Mientras los ministros a la diestra de Alicia Striggio entregaban la bula oficial, la sacra dux se acercaba con algo más de confianza a Luciano, arreglando su túnica mientras seguía la larga cadena que terminaba en el giroscopio dorado en su pecho.

—Diez años, tres meses y veinticuatro días. —Pronuncio con tono solemne Alicia mientras descolgaba el giroscopio y soltaba la cadena.

—Mis años como Dux de Pamplona… Su señoría. —Respondió Luciano, sorprendido de que Alicia lo recordara con tanta exactitud.

—Es mucho tiempo soportando una gran carga ¿No crees, Luciano? —

—Que la capital reine tres mil años más, su señoría —dijo de forma inmediata Luciano sin hacer contacto visual como se había mantenido durante toda la ceremonia.

—¿Podrías soportar tres mil años dirigiendo esta nación? —preguntó Alicia mientras dejaba el giroscopio en una bandeja a su diestra y tomaba uno nuevo de similar composición.

—Si Capital Rex lo decide, es mi deber cumplirlo. —

—Te has formado como un buen Dux. — dijo Alicia mientras ponía el giroscopio nuevo en el mismo lugar donde antes colgaba el antiguo y en ese mismo instante, Luciano siguió escuchando la voz de Alicia: —Pero ahora te nombro Vix por tu vida pasada que ocultas a los demás. —

Luciano alzó la mirada por primera vez, sin embargo, se encontró con que los labios de Alicia dibujaban una impoluta sonrisa mientras la voz de la Sacro Dux seguía sonando en su cabeza —Sé que aún practicas las viejas costumbres druídicas de las Islas Grises, tal y como te enseño tu abuelo. —

—Juro que he dedicado mi vida a Capital Rex, su señoría —dijo Luciano mientras inclinaba de nuevo la cabeza, aunque sus labios no se movieron al hablar.

—Y lo has demostrado en tus años como Dux de Pamplona, por eso confío que sabrás utilizar tus conocimientos en favor de Capital Rex. —Dijo Alicia mientras ajustaba el nuevo giroscopio a la cadena que decoraban los ropajes de Luciano.
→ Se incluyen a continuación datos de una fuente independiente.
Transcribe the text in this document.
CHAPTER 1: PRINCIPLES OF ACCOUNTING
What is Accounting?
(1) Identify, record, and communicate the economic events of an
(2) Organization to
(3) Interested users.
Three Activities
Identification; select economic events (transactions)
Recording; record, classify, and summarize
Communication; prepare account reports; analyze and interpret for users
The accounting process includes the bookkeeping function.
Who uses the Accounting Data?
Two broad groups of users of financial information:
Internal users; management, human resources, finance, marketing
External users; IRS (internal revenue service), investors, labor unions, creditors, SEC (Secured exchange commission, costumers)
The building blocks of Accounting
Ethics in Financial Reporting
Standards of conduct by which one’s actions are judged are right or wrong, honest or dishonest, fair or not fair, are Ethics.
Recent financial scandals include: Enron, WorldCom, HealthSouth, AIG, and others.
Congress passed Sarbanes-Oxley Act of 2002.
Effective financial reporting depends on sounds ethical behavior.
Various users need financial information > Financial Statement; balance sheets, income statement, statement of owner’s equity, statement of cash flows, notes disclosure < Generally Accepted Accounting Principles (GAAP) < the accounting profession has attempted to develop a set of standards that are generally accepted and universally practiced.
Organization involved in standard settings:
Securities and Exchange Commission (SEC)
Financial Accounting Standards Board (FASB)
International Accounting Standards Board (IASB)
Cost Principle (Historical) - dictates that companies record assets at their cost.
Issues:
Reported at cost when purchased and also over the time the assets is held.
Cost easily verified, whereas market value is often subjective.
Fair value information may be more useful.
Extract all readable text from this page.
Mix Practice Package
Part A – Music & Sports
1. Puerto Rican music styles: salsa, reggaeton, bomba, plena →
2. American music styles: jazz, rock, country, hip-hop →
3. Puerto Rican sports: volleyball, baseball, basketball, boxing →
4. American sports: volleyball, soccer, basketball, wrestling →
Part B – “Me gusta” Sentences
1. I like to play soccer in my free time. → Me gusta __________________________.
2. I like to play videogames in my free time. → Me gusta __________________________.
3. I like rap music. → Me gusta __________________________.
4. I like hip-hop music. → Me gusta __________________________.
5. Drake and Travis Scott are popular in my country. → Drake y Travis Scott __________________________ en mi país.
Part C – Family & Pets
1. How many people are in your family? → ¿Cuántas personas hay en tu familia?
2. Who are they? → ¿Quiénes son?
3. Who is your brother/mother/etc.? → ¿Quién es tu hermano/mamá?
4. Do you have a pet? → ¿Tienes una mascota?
—Le aseguro que mis conocimientos serán de ayuda para cumplir el sagrado designio que Capital Rex tenga para el nuevo mundo. —Proclamo Luciano agarrando con fuerza el nuevo giroscopio en su pecho.

— No dudo de eso, sin embargo, las traiciones han sido una constante durante este ciclo, por ello debo asegurarme que su lealtad permanezca con Capital Rex durante su estadía en el nuevo mundo. —Cuando las palabras de Alicia terminaron de sonar en la cabeza de Luciano, este volvió a levantar la mirada a la Sacro Dux quien ahora tomaba su antiguo giroscopio y entonces recordó con claridad el día de su nombramiento, igual que ahora, una lágrima recorrió su mejilla arrepentida de la pesada carga que en ese entonces reposaba en él y que ahora debía asumir su hija.

Alessa tomo una decisión impulsiva cuando cambio subió a una de las tres embarcaciones del primer Vix con dirección al nuevo mundo, aunque su padre había decretado desde hace años que los hombres de pamplona serian los únicos en enlistarse en su ejecito, no impidió que la demás tripulación y cargos en sus naves fueran ocupados por mujeres con las capacidades necesarias, fue la oportunidad perfecta para Alessa.

Alessa Bursio, Dux de la ciudad de Pamplona, primer y ultima de los Bursio en mundo Primah, perdió un amor que no podría remplazar en los años siguientes. Luciano Bursio, primer Vix de las colonias, primer y ultimo Bursio en mundo Vhita, gano un soldado leal y un confidente amigo.